Et la mer ! l’entends-tu ? Vois-tu tous ces pêcheurs ?
N’entends-tu pas les cris et les bras des nageurs ?
Ah ! rendez-moi la mer et les bruits du rivage :
C’est là que s’éveilla mon enfance sauvage ;
Dans ces flots, orageux comme mon avenir,
Se reflètent ma vie et tout mon souvenir !
La mer ! J’aime la mer mugissante et houleuse,
Ou, comme en un bassin une liqueur huileuse,
La mer calme et d’argent ! Sur ses flancs écumeux
Quel plaisir de descendre et de bondir comme eux,
Ou, mollement bercé, retenant son haleine,
De céder comme une algue au flux qui vous entraîne !
Alors on ne voit plus que l’onde et que les cieux,
Les nuages dorés passant silencieux,
Et les oiseaux de mer, tous allongeant la tête
Et jetant un cri sourd en signe de tempête…
O mer, dans ton repos, dans tes bruits, dans ton air,
Comme un amant, je t’aime ! et te salue, ô mer !

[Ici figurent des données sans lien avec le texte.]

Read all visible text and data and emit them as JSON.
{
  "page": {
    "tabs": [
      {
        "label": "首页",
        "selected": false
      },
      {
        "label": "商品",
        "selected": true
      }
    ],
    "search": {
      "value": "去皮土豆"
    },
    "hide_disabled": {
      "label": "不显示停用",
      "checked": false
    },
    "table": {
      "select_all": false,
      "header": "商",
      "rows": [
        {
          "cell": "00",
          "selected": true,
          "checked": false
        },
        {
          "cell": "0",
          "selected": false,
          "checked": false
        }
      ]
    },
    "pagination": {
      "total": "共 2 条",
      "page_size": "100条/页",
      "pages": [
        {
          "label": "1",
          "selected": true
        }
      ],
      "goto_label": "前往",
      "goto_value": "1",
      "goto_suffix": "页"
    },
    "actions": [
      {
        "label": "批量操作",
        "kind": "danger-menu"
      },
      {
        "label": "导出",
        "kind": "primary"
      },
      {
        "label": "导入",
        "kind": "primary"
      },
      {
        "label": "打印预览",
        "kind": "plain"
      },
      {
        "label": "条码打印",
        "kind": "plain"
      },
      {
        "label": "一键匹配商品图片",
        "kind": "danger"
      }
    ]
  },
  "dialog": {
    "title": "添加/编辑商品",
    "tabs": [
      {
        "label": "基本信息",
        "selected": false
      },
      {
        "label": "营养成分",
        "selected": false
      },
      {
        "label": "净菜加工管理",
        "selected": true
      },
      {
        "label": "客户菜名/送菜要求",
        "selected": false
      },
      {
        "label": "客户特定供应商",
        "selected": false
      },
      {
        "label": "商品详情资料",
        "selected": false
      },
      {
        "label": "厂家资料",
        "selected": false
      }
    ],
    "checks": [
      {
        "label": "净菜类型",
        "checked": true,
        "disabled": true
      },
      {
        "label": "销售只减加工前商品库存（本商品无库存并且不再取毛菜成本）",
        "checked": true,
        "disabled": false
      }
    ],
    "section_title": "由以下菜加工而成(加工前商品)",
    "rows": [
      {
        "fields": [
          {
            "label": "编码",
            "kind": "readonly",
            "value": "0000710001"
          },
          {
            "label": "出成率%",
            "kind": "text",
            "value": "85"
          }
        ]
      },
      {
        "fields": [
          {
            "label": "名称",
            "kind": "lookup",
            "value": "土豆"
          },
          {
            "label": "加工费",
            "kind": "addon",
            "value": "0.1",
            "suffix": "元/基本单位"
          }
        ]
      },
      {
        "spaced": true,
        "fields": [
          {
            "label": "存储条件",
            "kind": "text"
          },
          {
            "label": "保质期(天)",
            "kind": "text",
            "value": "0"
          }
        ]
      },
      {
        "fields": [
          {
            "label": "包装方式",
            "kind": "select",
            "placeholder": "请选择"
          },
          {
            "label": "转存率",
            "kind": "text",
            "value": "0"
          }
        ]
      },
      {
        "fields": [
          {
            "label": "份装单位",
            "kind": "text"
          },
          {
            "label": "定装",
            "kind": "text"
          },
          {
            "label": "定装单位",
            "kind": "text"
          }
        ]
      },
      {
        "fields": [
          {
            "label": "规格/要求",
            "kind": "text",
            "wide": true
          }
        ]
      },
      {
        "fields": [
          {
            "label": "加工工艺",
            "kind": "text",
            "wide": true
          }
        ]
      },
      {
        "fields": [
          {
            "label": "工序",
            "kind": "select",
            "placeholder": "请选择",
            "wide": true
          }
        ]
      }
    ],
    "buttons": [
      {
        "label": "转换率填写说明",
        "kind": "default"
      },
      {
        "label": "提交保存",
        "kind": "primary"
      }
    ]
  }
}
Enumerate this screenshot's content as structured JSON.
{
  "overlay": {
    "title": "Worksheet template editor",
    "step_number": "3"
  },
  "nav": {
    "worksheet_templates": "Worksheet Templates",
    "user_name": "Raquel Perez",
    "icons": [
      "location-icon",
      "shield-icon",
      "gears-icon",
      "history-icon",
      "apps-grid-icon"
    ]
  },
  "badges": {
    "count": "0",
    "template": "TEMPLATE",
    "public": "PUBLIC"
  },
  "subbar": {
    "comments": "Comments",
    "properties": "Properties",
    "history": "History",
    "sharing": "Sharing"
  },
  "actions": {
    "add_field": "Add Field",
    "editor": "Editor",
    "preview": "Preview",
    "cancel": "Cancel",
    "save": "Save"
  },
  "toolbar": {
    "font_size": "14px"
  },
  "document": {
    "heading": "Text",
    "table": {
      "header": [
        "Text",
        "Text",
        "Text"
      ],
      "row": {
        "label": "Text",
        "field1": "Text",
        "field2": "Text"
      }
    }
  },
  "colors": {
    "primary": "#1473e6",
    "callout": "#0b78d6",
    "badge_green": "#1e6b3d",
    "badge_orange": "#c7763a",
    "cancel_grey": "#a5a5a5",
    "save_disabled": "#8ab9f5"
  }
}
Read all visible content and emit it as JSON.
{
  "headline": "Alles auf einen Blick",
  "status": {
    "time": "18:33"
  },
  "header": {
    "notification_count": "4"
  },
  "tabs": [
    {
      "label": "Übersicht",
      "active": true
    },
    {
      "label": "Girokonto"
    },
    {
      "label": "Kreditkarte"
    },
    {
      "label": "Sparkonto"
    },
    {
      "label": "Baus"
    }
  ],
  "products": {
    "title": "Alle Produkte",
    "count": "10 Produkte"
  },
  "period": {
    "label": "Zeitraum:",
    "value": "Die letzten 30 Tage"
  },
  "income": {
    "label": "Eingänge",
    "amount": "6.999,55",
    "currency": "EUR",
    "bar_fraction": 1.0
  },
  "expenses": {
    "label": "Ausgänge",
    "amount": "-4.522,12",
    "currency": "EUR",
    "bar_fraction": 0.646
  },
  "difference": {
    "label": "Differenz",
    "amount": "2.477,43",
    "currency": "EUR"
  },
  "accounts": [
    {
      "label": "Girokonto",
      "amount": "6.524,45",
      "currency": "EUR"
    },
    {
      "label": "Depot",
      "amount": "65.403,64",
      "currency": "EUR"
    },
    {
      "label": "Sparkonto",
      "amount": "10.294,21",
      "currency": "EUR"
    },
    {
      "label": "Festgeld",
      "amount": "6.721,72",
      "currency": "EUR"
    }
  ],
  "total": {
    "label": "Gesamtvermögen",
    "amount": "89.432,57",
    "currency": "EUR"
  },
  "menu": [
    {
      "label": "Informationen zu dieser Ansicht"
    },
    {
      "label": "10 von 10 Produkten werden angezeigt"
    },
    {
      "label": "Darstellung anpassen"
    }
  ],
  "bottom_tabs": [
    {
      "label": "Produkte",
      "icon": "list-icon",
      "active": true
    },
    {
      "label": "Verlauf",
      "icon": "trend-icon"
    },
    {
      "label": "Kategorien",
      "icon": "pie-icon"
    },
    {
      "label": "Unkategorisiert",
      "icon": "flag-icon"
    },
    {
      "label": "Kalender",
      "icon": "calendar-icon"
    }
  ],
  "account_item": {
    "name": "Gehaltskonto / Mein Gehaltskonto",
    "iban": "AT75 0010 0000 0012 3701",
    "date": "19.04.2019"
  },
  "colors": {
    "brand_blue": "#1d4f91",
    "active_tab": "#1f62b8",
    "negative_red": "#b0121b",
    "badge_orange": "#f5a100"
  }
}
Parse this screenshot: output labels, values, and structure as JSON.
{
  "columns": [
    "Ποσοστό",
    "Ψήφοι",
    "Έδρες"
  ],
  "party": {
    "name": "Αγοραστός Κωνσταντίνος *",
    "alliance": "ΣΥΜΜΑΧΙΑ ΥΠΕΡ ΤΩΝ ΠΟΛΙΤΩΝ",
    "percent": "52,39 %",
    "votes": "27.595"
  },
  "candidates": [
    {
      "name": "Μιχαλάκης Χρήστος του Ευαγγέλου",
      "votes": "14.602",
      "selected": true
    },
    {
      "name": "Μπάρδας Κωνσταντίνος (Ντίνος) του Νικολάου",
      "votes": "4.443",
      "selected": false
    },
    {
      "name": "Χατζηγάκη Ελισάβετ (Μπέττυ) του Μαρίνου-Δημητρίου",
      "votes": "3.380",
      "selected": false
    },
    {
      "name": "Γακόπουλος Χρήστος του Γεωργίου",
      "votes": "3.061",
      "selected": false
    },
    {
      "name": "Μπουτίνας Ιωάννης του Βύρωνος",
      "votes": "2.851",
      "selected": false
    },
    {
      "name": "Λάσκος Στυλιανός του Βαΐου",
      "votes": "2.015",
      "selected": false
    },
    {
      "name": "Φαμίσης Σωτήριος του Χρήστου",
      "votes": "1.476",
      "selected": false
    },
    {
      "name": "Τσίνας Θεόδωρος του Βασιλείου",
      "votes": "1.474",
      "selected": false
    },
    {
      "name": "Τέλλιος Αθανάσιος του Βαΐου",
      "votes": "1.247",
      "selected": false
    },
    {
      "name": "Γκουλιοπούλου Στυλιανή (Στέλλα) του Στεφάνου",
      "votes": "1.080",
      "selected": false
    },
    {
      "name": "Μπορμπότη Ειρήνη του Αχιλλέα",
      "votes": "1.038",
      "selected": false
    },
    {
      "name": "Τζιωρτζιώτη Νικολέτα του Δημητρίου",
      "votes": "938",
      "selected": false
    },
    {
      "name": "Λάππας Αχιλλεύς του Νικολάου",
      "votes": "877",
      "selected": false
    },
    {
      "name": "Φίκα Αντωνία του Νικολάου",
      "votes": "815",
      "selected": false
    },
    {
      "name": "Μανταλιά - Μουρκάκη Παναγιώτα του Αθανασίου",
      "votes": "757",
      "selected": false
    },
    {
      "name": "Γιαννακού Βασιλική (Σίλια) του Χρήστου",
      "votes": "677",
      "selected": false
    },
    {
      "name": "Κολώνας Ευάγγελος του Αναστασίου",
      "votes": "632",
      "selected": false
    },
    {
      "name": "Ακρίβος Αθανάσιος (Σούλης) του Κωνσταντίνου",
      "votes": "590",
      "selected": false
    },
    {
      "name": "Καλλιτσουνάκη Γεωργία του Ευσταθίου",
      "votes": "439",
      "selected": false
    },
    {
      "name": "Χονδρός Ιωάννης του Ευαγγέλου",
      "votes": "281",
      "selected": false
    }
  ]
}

Assez, assez nager ! L’ombre vient, la mer tremble ;
Contre les flots, mon frère, assez lutter ensemble !
Retrempés dans leur sel, assouplis et nerveux,
Partons ! Le vent du soir séchera nos cheveux.

Quelle joie en rentrant, mais calme et sans délire,
Quand, debout sur la porte et tâchant de sourire,
Une mère inquiète est là qui vous attend,
Vous baise sur le front, et pour vous à l’instant
Presse les serviteurs, quand le foyer pétille,
Et que nul n’est absent du repas de famille !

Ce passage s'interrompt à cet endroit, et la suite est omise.